The first time I heard Vicky Tsai speak was on a podcast. She was chatting with NPR’s Guy Raz about how she built her phenomenally successful skincare company Tatcha. It included quitting a job on Wall Street, travelling to Kyoto, meeting with a modern geisha and discovering the potent properties of the face creams and blotting papers they had used for centuries. Fast forward 15 years and Tsai is one of the most popular and bestselling skincare brands in the US: in 2020, it sold to multi-national conglomerate Unilever for $500 million. Tsai, a revered founder, had struck on something incredible, bringing the wisdom and rituals of Japanese skincare and beauty to the United States and, eventually, the rest of the world.

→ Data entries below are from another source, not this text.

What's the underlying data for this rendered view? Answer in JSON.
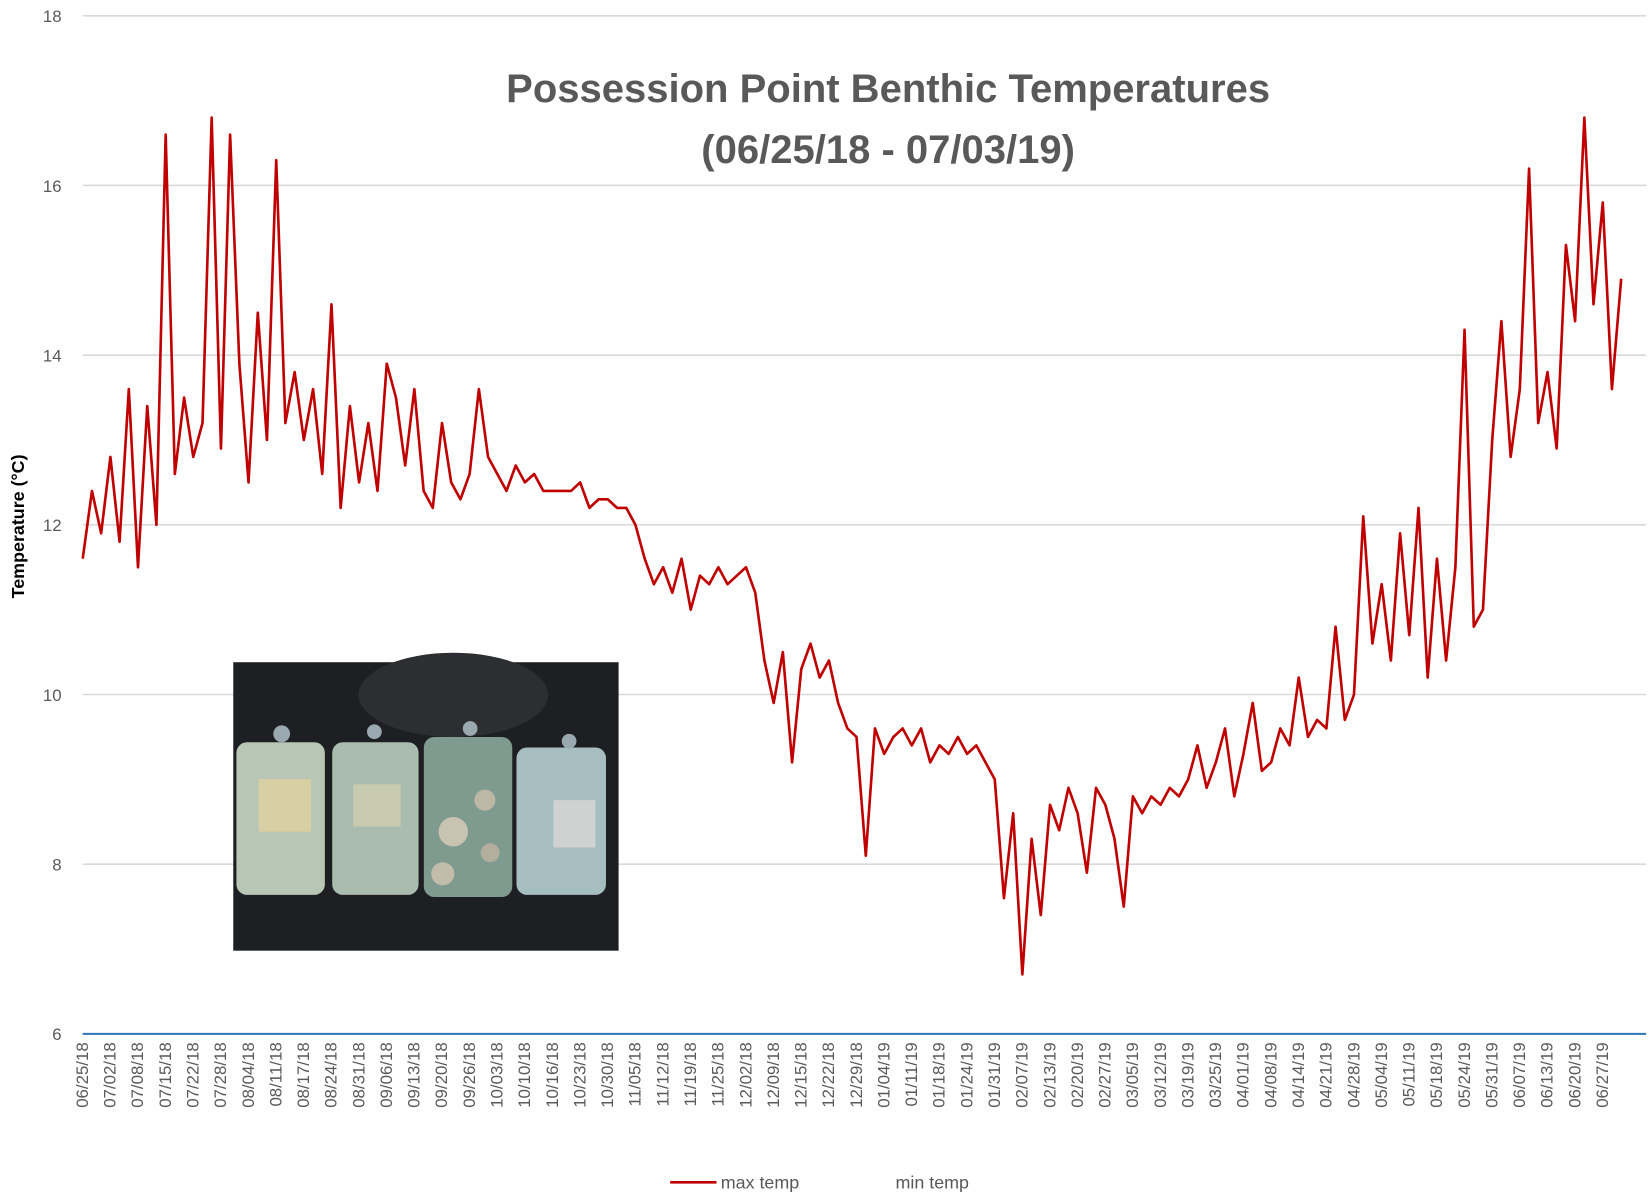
{
  "chart_data": {
    "type": "line",
    "title": "Possession Point Benthic Temperatures",
    "subtitle": "(06/25/18 - 07/03/19)",
    "y_label": "Temperature (°C)",
    "categories": [
      "06/25/18",
      null,
      null,
      "07/02/18",
      null,
      null,
      "07/08/18",
      null,
      null,
      "07/15/18",
      null,
      null,
      "07/22/18",
      null,
      null,
      "07/28/18",
      null,
      null,
      "08/04/18",
      null,
      null,
      "08/11/18",
      null,
      null,
      "08/17/18",
      null,
      null,
      "08/24/18",
      null,
      null,
      "08/31/18",
      null,
      null,
      "09/06/18",
      null,
      null,
      "09/13/18",
      null,
      null,
      "09/20/18",
      null,
      null,
      "09/26/18",
      null,
      null,
      "10/03/18",
      null,
      null,
      "10/10/18",
      null,
      null,
      "10/16/18",
      null,
      null,
      "10/23/18",
      null,
      null,
      "10/30/18",
      null,
      null,
      "11/05/18",
      null,
      null,
      "11/12/18",
      null,
      null,
      "11/19/18",
      null,
      null,
      "11/25/18",
      null,
      null,
      "12/02/18",
      null,
      null,
      "12/09/18",
      null,
      null,
      "12/15/18",
      null,
      null,
      "12/22/18",
      null,
      null,
      "12/29/18",
      null,
      null,
      "01/04/19",
      null,
      null,
      "01/11/19",
      null,
      null,
      "01/18/19",
      null,
      null,
      "01/24/19",
      null,
      null,
      "01/31/19",
      null,
      null,
      "02/07/19",
      null,
      null,
      "02/13/19",
      null,
      null,
      "02/20/19",
      null,
      null,
      "02/27/19",
      null,
      null,
      "03/05/19",
      null,
      null,
      "03/12/19",
      null,
      null,
      "03/19/19",
      null,
      null,
      "03/25/19",
      null,
      null,
      "04/01/19",
      null,
      null,
      "04/08/19",
      null,
      null,
      "04/14/19",
      null,
      null,
      "04/21/19",
      null,
      null,
      "04/28/19",
      null,
      null,
      "05/04/19",
      null,
      null,
      "05/11/19",
      null,
      null,
      "05/18/19",
      null,
      null,
      "05/24/19",
      null,
      null,
      "05/31/19",
      null,
      null,
      "06/07/19",
      null,
      null,
      "06/13/19",
      null,
      null,
      "06/20/19",
      null,
      null,
      "06/27/19",
      null,
      null
    ],
    "series": [
      {
        "name": "max temp",
        "color": "#c00000",
        "values": [
          11.6,
          12.4,
          11.9,
          12.8,
          11.8,
          13.6,
          11.5,
          13.4,
          12.0,
          16.6,
          12.6,
          13.5,
          12.8,
          13.2,
          16.8,
          12.9,
          16.6,
          13.9,
          12.5,
          14.5,
          13.0,
          16.3,
          13.2,
          13.8,
          13.0,
          13.6,
          12.6,
          14.6,
          12.2,
          13.4,
          12.5,
          13.2,
          12.4,
          13.9,
          13.5,
          12.7,
          13.6,
          12.4,
          12.2,
          13.2,
          12.5,
          12.3,
          12.6,
          13.6,
          12.8,
          12.6,
          12.4,
          12.7,
          12.5,
          12.6,
          12.4,
          12.4,
          12.4,
          12.4,
          12.5,
          12.2,
          12.3,
          12.3,
          12.2,
          12.2,
          12.0,
          11.6,
          11.3,
          11.5,
          11.2,
          11.6,
          11.0,
          11.4,
          11.3,
          11.5,
          11.3,
          11.4,
          11.5,
          11.2,
          10.4,
          9.9,
          10.5,
          9.2,
          10.3,
          10.6,
          10.2,
          10.4,
          9.9,
          9.6,
          9.5,
          8.1,
          9.6,
          9.3,
          9.5,
          9.6,
          9.4,
          9.6,
          9.2,
          9.4,
          9.3,
          9.5,
          9.3,
          9.4,
          9.2,
          9.0,
          7.6,
          8.6,
          6.7,
          8.3,
          7.4,
          8.7,
          8.4,
          8.9,
          8.6,
          7.9,
          8.9,
          8.7,
          8.3,
          7.5,
          8.8,
          8.6,
          8.8,
          8.7,
          8.9,
          8.8,
          9.0,
          9.4,
          8.9,
          9.2,
          9.6,
          8.8,
          9.3,
          9.9,
          9.1,
          9.2,
          9.6,
          9.4,
          10.2,
          9.5,
          9.7,
          9.6,
          10.8,
          9.7,
          10.0,
          12.1,
          10.6,
          11.3,
          10.4,
          11.9,
          10.7,
          12.2,
          10.2,
          11.6,
          10.4,
          11.5,
          14.3,
          10.8,
          11.0,
          13.0,
          14.4,
          12.8,
          13.6,
          16.2,
          13.2,
          13.8,
          12.9,
          15.3,
          14.4,
          16.8,
          14.6,
          15.8,
          13.6,
          14.9
        ]
      },
      {
        "name": "min temp",
        "color": "#ffffff"
      }
    ],
    "ylim": [
      6,
      18
    ],
    "yticks": [
      6,
      8,
      10,
      12,
      14,
      16,
      18
    ],
    "grid": true
  }
}
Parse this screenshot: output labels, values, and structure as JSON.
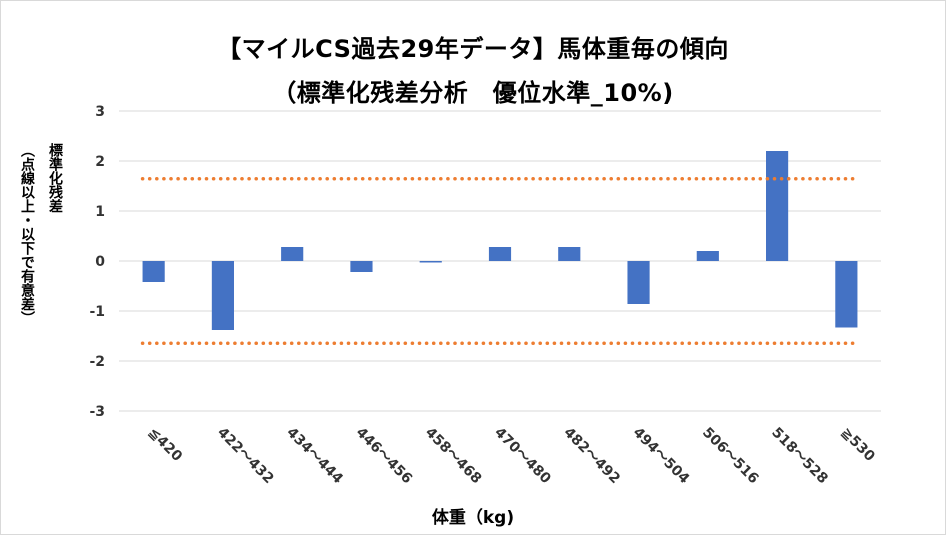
{
  "chart_data": {
    "type": "bar",
    "title": "【マイルCS過去29年データ】馬体重毎の傾向",
    "subtitle": "（標準化残差分析　優位水準_10%)",
    "xlabel": "体重（kg)",
    "ylabel": [
      "標準化残差",
      "（点線以上・以下で有意差）"
    ],
    "categories": [
      "≦420",
      "422～432",
      "434～444",
      "446～456",
      "458～468",
      "470～480",
      "482～492",
      "494～504",
      "506～516",
      "518～528",
      "≧530"
    ],
    "values": [
      -0.42,
      -1.38,
      0.28,
      -0.22,
      -0.03,
      0.28,
      0.28,
      -0.86,
      0.2,
      2.2,
      -1.33
    ],
    "ylim": [
      -3,
      3
    ],
    "yticks": [
      "3",
      "2",
      "1",
      "0",
      "-1",
      "-2",
      "-3"
    ],
    "reference_lines": [
      1.645,
      -1.645
    ],
    "grid": true,
    "colors": {
      "bar": "#4472c4",
      "reference_line": "#ed7d31",
      "grid": "#d9d9d9"
    }
  }
}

“The geisha, our first muses and the first beauty icons, are such an inspiration. Everything in their make-up and their approach to skincare is so symbolic and rich with meaning and history,” she shares with The File. “I try to learn from the intention that makes their beauty so much more than aesthetic. It’s artistry and culture.”

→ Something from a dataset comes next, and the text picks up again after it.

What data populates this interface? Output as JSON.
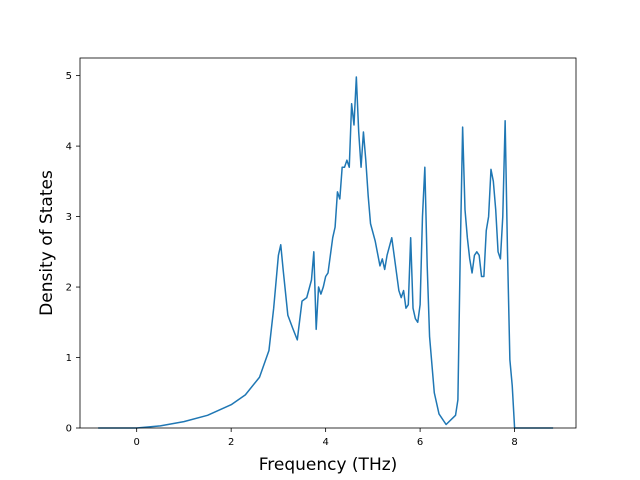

So, what is it that makes Japanese skincare so covetable? Is it the inclusion of fermented ingredients (something that underpins many of Tatcha’s products) or the championing of naturally derived ingredients such as rice bran, green tea and sake? A long-time devotee, using Japanese skincare products has transformed my sensitive, finicky, sallow skin – giving it a plumpness, softness and a hydrated sheen no other products have been able to.